My years in college have provided me with all sorts of useful knowledge. I’ve become a veritable human marvel overflowing with profundity and insight.
Higher education was once such a bore. Universities taught students loads of archaic, useless stuff. Take for example World Literature. Once upon a time professors taught the same ancient endless string of moldy poets like Shakespeare, Milton, Blake and Byron. But that old poetry is so overrated. It no longer speaks to modern people. We’ve progressed far beyond that.
About a year ago, my mind was blown away when my college professor introduced our class to some truly bold new poetry. Finally, I’d discovered the sort of modern poetry that actually speaks to me.

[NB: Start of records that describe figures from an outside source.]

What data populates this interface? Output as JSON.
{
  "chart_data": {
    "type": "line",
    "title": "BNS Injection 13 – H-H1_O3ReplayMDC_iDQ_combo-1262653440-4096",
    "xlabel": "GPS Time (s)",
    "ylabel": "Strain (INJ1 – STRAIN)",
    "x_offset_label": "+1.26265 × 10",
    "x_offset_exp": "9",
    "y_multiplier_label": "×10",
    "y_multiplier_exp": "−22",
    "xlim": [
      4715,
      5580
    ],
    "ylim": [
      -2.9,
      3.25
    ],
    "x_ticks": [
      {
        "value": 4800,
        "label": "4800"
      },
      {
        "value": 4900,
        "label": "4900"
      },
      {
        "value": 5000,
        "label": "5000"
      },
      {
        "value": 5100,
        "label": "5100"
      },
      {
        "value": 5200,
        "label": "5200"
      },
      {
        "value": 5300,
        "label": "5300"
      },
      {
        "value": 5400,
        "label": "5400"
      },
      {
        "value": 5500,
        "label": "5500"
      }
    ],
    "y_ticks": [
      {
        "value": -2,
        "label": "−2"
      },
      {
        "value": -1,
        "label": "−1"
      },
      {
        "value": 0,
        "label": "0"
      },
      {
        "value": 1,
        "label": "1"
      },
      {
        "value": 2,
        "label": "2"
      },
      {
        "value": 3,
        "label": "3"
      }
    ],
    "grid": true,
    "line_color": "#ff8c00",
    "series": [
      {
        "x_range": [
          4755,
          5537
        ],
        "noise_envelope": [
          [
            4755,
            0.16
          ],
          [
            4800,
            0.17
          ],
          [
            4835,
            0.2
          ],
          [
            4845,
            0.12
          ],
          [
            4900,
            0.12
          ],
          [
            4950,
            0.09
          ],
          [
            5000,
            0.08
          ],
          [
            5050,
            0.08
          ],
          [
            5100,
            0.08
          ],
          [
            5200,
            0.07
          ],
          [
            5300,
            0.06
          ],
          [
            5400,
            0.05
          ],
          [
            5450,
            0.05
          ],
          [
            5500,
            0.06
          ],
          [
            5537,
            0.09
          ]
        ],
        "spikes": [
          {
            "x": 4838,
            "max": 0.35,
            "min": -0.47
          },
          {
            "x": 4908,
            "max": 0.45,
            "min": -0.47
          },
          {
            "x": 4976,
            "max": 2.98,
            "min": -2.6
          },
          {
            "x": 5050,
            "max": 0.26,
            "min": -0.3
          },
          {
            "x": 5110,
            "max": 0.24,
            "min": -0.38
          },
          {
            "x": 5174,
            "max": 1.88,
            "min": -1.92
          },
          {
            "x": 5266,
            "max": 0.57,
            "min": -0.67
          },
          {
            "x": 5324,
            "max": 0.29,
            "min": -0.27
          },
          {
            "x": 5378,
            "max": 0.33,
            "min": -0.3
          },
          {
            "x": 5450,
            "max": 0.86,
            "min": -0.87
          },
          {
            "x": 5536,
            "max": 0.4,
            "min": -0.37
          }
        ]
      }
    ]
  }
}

By far the most amazing poem that he introduced was one titled Vortex Bathsink. Perhaps you’ve already had the privilege to read it. Vortex Bathsink contains dimensions of sublime profundity that absolutely blows the minds of even today’s most learned. Our class discussed it for three weeks.
I’m certain you’ll understand why this cool poem has become so popular and respected in higher academics.
Here it is:
Turmoil. Marooned. Vomit with irony of wilted
reeds. Such a nice damn, your subway snack.
Spill that kidney. Unhinge a flaked echelon in the tent of ambush
and finally do come, say, yes, always… Big fat accumulations of false kittens!
Do! Do! Now I must do. We must do! Thump! Thump!